España apuesta por la inmigración para crecer, a pesar de las críticas... el gobierno de izquierda español ha proyectado una imagen de sí mismo como el nuevo crisol de Occidente. Ha acogido a los migrantes, especialmente a los latinoamericanos... los activistas que afirman que esa cálida acogida no se extiende a muchos africanos reconocen que España es un caso atípico en un continente que cierra sus puertas... El gobierno afirma que ha estado motivado en parte por valores progresistas y por el recuerdo de la emigración española a Latinoamérica, pero su aceptación de los migrantes también refleja la realidad de unas tasas de natalidad cada vez más bajas y la escasez de trabajadores autóctonos para mantener las enormes prestaciones sociales... “O abres y creces”, dijo Sánchez en una entrevista reciente con The New York Times. “O cierras y te hundes”... Para los latinoamericanos, España no existía. Era Europa.

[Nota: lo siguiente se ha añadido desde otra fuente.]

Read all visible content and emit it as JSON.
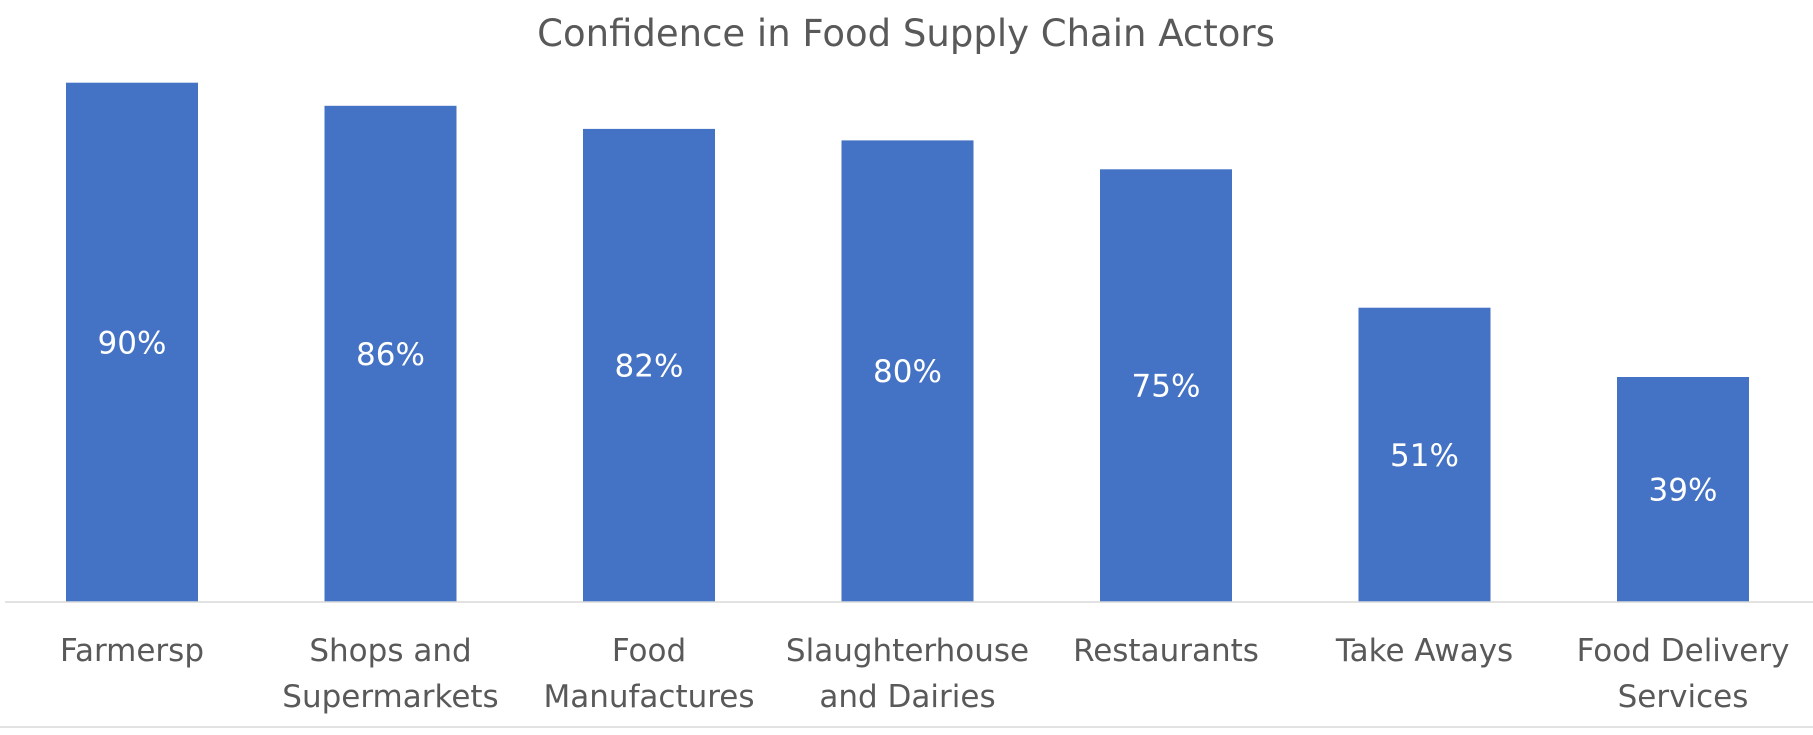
{
  "chart_data": {
    "type": "bar",
    "title": "Confidence in Food Supply Chain Actors",
    "xlabel": "",
    "ylabel": "",
    "ylim": [
      0,
      100
    ],
    "categories": [
      [
        "Farmersp"
      ],
      [
        "Shops and",
        "Supermarkets"
      ],
      [
        "Food",
        "Manufactures"
      ],
      [
        "Slaughterhouse",
        "and Dairies"
      ],
      [
        "Restaurants"
      ],
      [
        "Take Aways"
      ],
      [
        "Food Delivery",
        "Services"
      ]
    ],
    "values": [
      90,
      86,
      82,
      80,
      75,
      51,
      39
    ],
    "data_labels": [
      "90%",
      "86%",
      "82%",
      "80%",
      "75%",
      "51%",
      "39%"
    ],
    "grid": false,
    "legend": "none",
    "colors": {
      "bar": "#4472C4",
      "bar_label": "#FFFFFF",
      "text": "#595959",
      "axis": "#D9D9D9"
    }
  }
}
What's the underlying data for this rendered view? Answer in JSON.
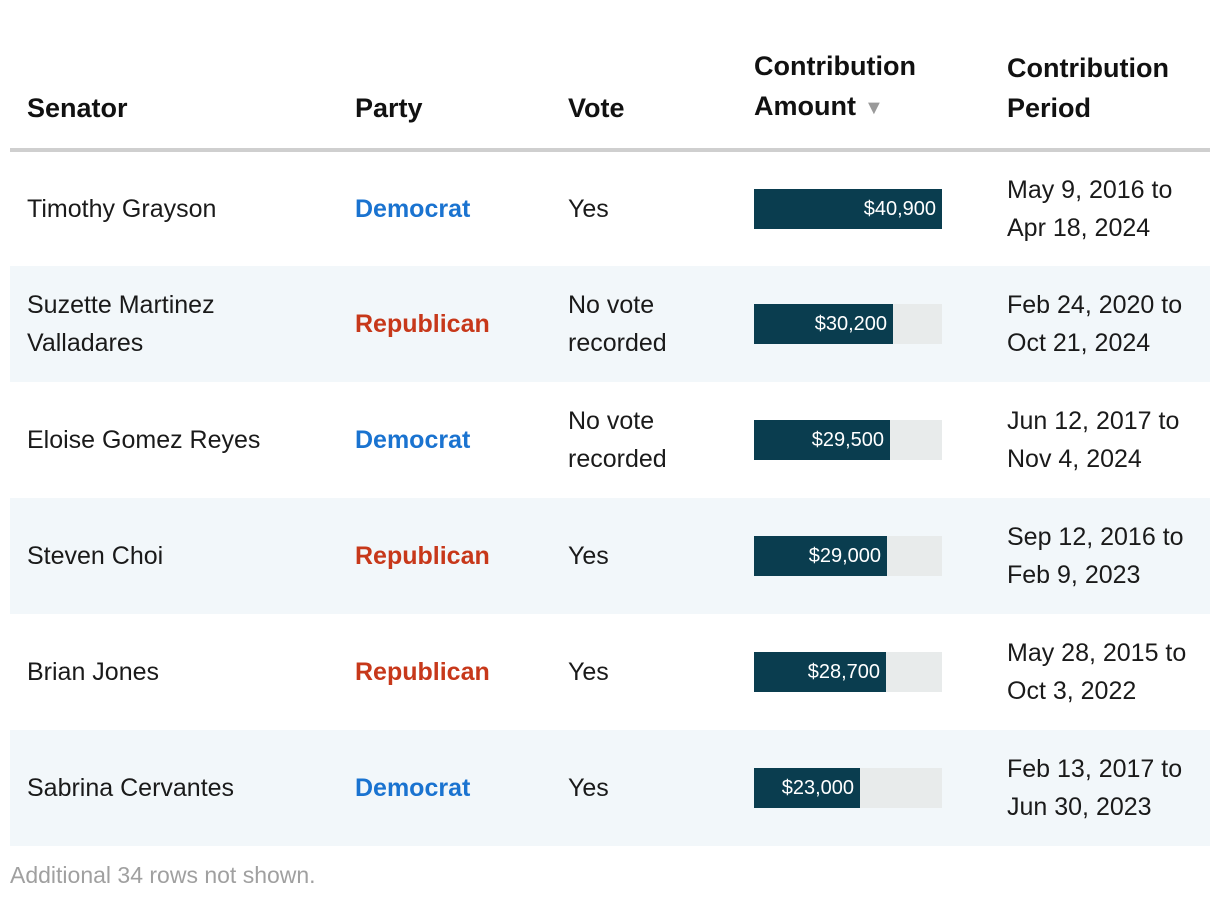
{
  "table": {
    "headers": {
      "senator": "Senator",
      "party": "Party",
      "vote": "Vote",
      "amount_line1": "Contribution",
      "amount_line2": "Amount",
      "amount_sort_indicator": "▼",
      "period_line1": "Contribution",
      "period_line2": "Period"
    },
    "max_amount": 40900,
    "rows": [
      {
        "senator_line1": "Timothy Grayson",
        "senator_line2": "",
        "party": "Democrat",
        "vote_line1": "Yes",
        "vote_line2": "",
        "amount": 40900,
        "amount_label": "$40,900",
        "period_line1": "May 9, 2016 to",
        "period_line2": "Apr 18, 2024"
      },
      {
        "senator_line1": "Suzette Martinez",
        "senator_line2": "Valladares",
        "party": "Republican",
        "vote_line1": "No vote",
        "vote_line2": "recorded",
        "amount": 30200,
        "amount_label": "$30,200",
        "period_line1": "Feb 24, 2020 to",
        "period_line2": "Oct 21, 2024"
      },
      {
        "senator_line1": "Eloise Gomez Reyes",
        "senator_line2": "",
        "party": "Democrat",
        "vote_line1": "No vote",
        "vote_line2": "recorded",
        "amount": 29500,
        "amount_label": "$29,500",
        "period_line1": "Jun 12, 2017 to",
        "period_line2": "Nov 4, 2024"
      },
      {
        "senator_line1": "Steven Choi",
        "senator_line2": "",
        "party": "Republican",
        "vote_line1": "Yes",
        "vote_line2": "",
        "amount": 29000,
        "amount_label": "$29,000",
        "period_line1": "Sep 12, 2016 to",
        "period_line2": "Feb 9, 2023"
      },
      {
        "senator_line1": "Brian Jones",
        "senator_line2": "",
        "party": "Republican",
        "vote_line1": "Yes",
        "vote_line2": "",
        "amount": 28700,
        "amount_label": "$28,700",
        "period_line1": "May 28, 2015 to",
        "period_line2": "Oct 3, 2022"
      },
      {
        "senator_line1": "Sabrina Cervantes",
        "senator_line2": "",
        "party": "Democrat",
        "vote_line1": "Yes",
        "vote_line2": "",
        "amount": 23000,
        "amount_label": "$23,000",
        "period_line1": "Feb 13, 2017 to",
        "period_line2": "Jun 30, 2023"
      }
    ]
  },
  "footnote": "Additional 34 rows not shown.",
  "colors": {
    "democrat": "#1a73d0",
    "republican": "#c7381a",
    "bar_fill": "#0a3d4f",
    "bar_track": "#e8ebeb",
    "row_stripe": "#f2f7fa"
  }
}
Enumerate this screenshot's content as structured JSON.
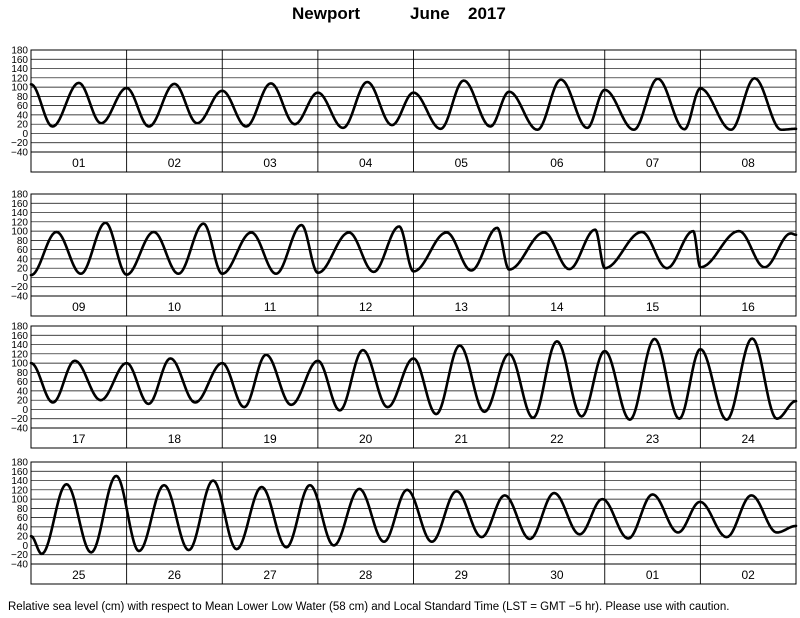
{
  "title": {
    "location": "Newport",
    "month": "June",
    "year": "2017"
  },
  "footnote": "Relative sea level (cm) with respect to Mean Lower Low Water (58 cm) and Local Standard Time (LST = GMT −5 hr). Please use with caution.",
  "chart_data": {
    "type": "line",
    "ylim": [
      -40,
      180
    ],
    "yticks": [
      -40,
      -20,
      0,
      20,
      40,
      60,
      80,
      100,
      120,
      140,
      160,
      180
    ],
    "ytick_labels": [
      "−40",
      "−20",
      "0",
      "20",
      "40",
      "60",
      "80",
      "100",
      "120",
      "140",
      "160",
      "180"
    ],
    "grid": true,
    "series_color": "#000000",
    "panels": [
      {
        "days": [
          "01",
          "02",
          "03",
          "04",
          "05",
          "06",
          "07",
          "08"
        ],
        "x_hours": [
          0,
          5.4,
          12,
          17.6,
          24,
          29.6,
          36,
          41.7,
          48,
          54,
          60.2,
          66.2,
          72,
          78.3,
          84.4,
          90.6,
          96,
          102.8,
          108.6,
          115.3,
          120,
          127.1,
          133,
          139.6,
          144,
          151.3,
          157.3,
          164,
          168,
          175.7,
          181.6,
          188.3,
          192
        ],
        "values": [
          106,
          15,
          109,
          22,
          98,
          15,
          107,
          22,
          92,
          15,
          108,
          20,
          88,
          12,
          111,
          18,
          88,
          10,
          114,
          15,
          90,
          8,
          116,
          12,
          94,
          8,
          118,
          9,
          97,
          8,
          119,
          8,
          10
        ]
      },
      {
        "days": [
          "09",
          "10",
          "11",
          "12",
          "13",
          "14",
          "15",
          "16"
        ],
        "x_hours": [
          0,
          6.4,
          12.5,
          18.7,
          24,
          30.8,
          37,
          43.3,
          48,
          55.3,
          61.5,
          67.9,
          72,
          79.8,
          86,
          92.4,
          96,
          104.3,
          110.5,
          117,
          120,
          128.8,
          135.1,
          141.6,
          144,
          153.3,
          159.6,
          166.2,
          168,
          177.7,
          184.1,
          190.7,
          192
        ],
        "values": [
          5,
          98,
          8,
          118,
          6,
          98,
          8,
          116,
          8,
          97,
          8,
          113,
          10,
          97,
          12,
          110,
          13,
          97,
          15,
          107,
          17,
          97,
          18,
          103,
          20,
          98,
          20,
          100,
          22,
          100,
          22,
          95,
          92
        ]
      },
      {
        "days": [
          "17",
          "18",
          "19",
          "20",
          "21",
          "22",
          "23",
          "24"
        ],
        "x_hours": [
          0,
          5.5,
          11,
          17.5,
          24,
          29.5,
          35,
          41.2,
          48,
          53.5,
          59,
          65.3,
          72,
          77.5,
          83.3,
          89.5,
          96,
          101.7,
          107.6,
          113.8,
          120,
          126,
          132,
          138.2,
          144,
          150.3,
          156.5,
          162.7,
          168,
          174.6,
          181,
          187.2,
          192
        ],
        "values": [
          100,
          15,
          105,
          20,
          100,
          12,
          110,
          15,
          100,
          5,
          118,
          10,
          105,
          -2,
          128,
          5,
          110,
          -10,
          138,
          -5,
          120,
          -18,
          147,
          -15,
          126,
          -22,
          152,
          -20,
          130,
          -22,
          153,
          -20,
          18
        ]
      },
      {
        "days": [
          "25",
          "26",
          "27",
          "28",
          "29",
          "30",
          "01",
          "02"
        ],
        "x_hours": [
          0,
          2.7,
          8.9,
          15.1,
          21.4,
          27.1,
          33.4,
          39.6,
          45.7,
          51.6,
          57.9,
          64.1,
          70,
          76,
          82.4,
          88.6,
          94.4,
          100.6,
          106.8,
          113.1,
          118.9,
          125.2,
          131.3,
          137.7,
          143.4,
          149.9,
          156,
          162.4,
          167.9,
          174.6,
          180.8,
          187.2,
          192
        ],
        "values": [
          20,
          -18,
          132,
          -15,
          150,
          -12,
          130,
          -10,
          140,
          -8,
          126,
          -4,
          130,
          0,
          122,
          8,
          120,
          8,
          117,
          18,
          108,
          14,
          113,
          24,
          100,
          15,
          110,
          28,
          94,
          18,
          108,
          28,
          42
        ]
      }
    ]
  }
}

Pero a medida que las medidas represivas del gobierno de Trump, quita su atractivo a EE. UU., la gente empieza a ver a España como 'el' país... y sin migrantes, España “se pararía”... pero los defensores de los migrantes afirman que aquellos que logran entrar al país suelen vivir en condiciones miserables, lejos del sueño español, y algunos latinoamericanos también se enfrentan a obstáculos, especialmente en la tensa atmósfera política actual... pero muchos migrantes, especialmente los latinoamericanos, cuentan una historia más feliz (Jason Horowitz, The New York Times)

 "En el restaurante Raíces de mi Pueblo, en la costa este de España, Luz Fanny Arce Campiño, de 53 años, removía un rico guiso y describía cómo su hogar europeo de adopción había eclipsado a Estados Unidos como el destino más deseado por amigos y familiares en su ciudad natal colombiana.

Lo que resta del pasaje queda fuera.